Publié le 21.05.2020
Maître Frédérick Wlodkowski
Droit des affaires
Avocat au Barreau des Hauts de Seine  
frederick.wlodkowski@coleurope.eu

Les opérations de structuration patrimoniale peuvent amener à démembrer des parts sociales ou des actions (que nous appellerons de manière générique des titres sociaux). L’opération de démembrement consiste en la séparation de l’usufruit, soit « le droit de jouir des choses », et de la nue-propriété, que l’on définira négativement par ce qui reste de la propriété, dont le droit de disposer de la chose (c’est-à-dire notamment la possibilité de la vendre).

Une fois que les titres sociaux sont démembrés et que les associés de la société souhaitent distribuer des dividendes, la loi prévoit que seul l’usufruitier a le droit aux dividendes prélevés sur le résultat, car les dividendes sont considérés comme un fruit.

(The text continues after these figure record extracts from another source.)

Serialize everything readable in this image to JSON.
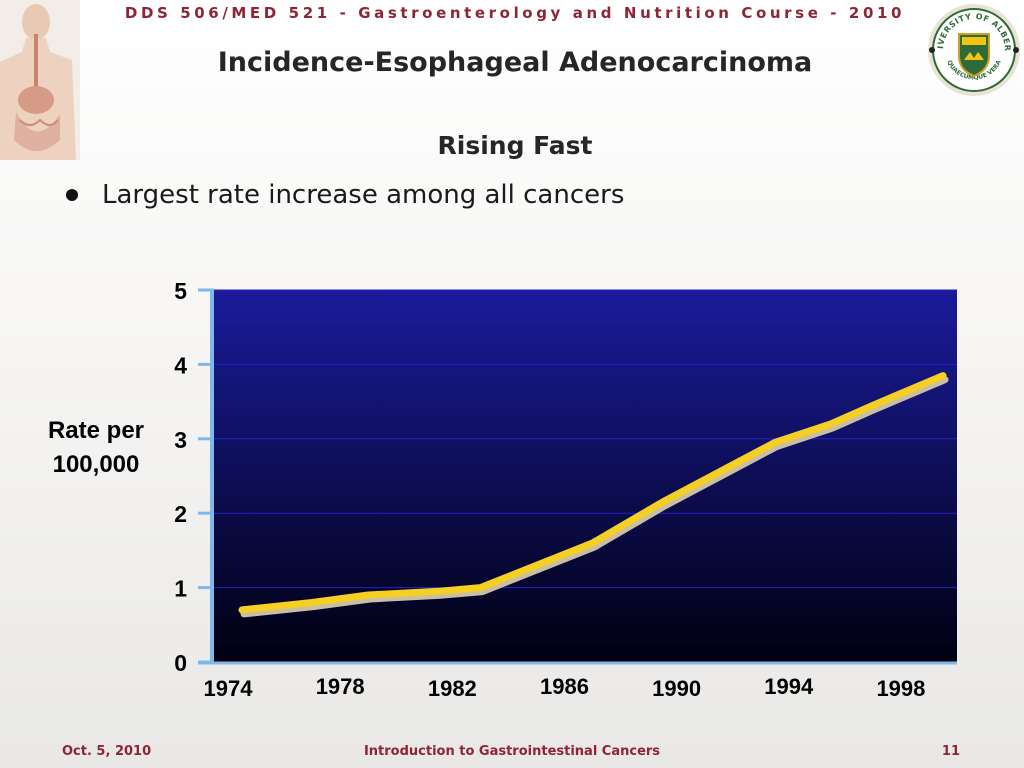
{
  "header": {
    "course": "DDS 506/MED 521 - Gastroenterology and Nutrition Course - 2010",
    "title": "Incidence-Esophageal Adenocarcinoma",
    "subtitle": "Rising Fast"
  },
  "bullets": [
    "Largest rate increase among all cancers"
  ],
  "chart_data": {
    "type": "line",
    "ylabel": "Rate per 100,000",
    "yticks": [
      "0",
      "1",
      "2",
      "3",
      "4",
      "5"
    ],
    "ylim": [
      0,
      5
    ],
    "xlim": [
      1973.5,
      2000
    ],
    "xticks": [
      {
        "label": "1974",
        "year": 1974
      },
      {
        "label": "1978",
        "year": 1978
      },
      {
        "label": "1982",
        "year": 1982
      },
      {
        "label": "1986",
        "year": 1986
      },
      {
        "label": "1990",
        "year": 1990
      },
      {
        "label": "1994",
        "year": 1994
      },
      {
        "label": "1998",
        "year": 1998
      }
    ],
    "series": [
      {
        "x": [
          1974.5,
          1977,
          1979,
          1981.5,
          1983,
          1987,
          1989.5,
          1993.5,
          1995.5,
          1997,
          1999.5
        ],
        "values": [
          0.7,
          0.8,
          0.9,
          0.95,
          1.0,
          1.6,
          2.15,
          2.95,
          3.2,
          3.45,
          3.85
        ]
      }
    ],
    "grid": true,
    "colors": {
      "line": "#f5cf21",
      "line_shadow": "#c9bfa6",
      "plot_bg_top": "#1b1b9c",
      "plot_bg_bottom": "#000010",
      "gridline": "#2222cc",
      "axis": "#7fb8ea"
    }
  },
  "footer": {
    "date": "Oct. 5, 2010",
    "center": "Introduction to Gastrointestinal Cancers",
    "page": "11"
  },
  "logo": {
    "university": "UNIVERSITY OF ALBERTA",
    "motto": "QUAECUMQUE VERA"
  }
}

Néanmoins, la jurisprudence offre une possibilité afin que le nu-propriétaire puisse bénéficier des liquidités détenues par une société, à travers la distribution de réserves.

En effet, la première chambre civile de la Cour de cassation indique que : « si l’usufruitier a droit aux bénéfices distribués, il n’a aucun droit sur les bénéfices qui ont été mis en réserve, lesquels constituent l’accroissement de l’actif social et reviennent en tant que tel au nu-propriétaire ». (Civ 1re, 22 juin 2016, no 15-19.471)

Concernant la chambre commerciale, elle précise que « dans le cas où la collectivité des associés décide de distribuer un dividende par prélèvement sur les réserves, le droit de jouissance de l’usufruitier de droits sociaux s’exerce, sauf convention contraire entre celui-ci et le nu-propriétaire ». (Cass. com. 27-5-2015 n° 14-16.246 ; Cass. com. 24-5-2016 n° 15-17.788).

Pour résumer la doctrine sur la distribution des réserves, si la chambre commerciale n’interdit pas la distribution des réserves au nu-propriétaire (elle le prévoit comme l’exception, par le truchement d’une convention entre les parties), la chambre civile le prévoit comme le principe.

En pratique, pour procéder à une telle distribution, il conviendra donc de convier une assemblée générale afin de :
(i) mettre en réserve le montant à distribuer au nu-propriétaire, et
(ii) autoriser la distribution, par un vote de la même assemblée, dans un second temps.

Une lecture attentive des statuts de la société est toutefois nécessaire afin de s’assurer qu’il n’existe pas de stipulations statutaires empêchant une telle distribution. Si c’est le cas, il faudra envisager une modification statutaire avant de procéder à ladite distribution.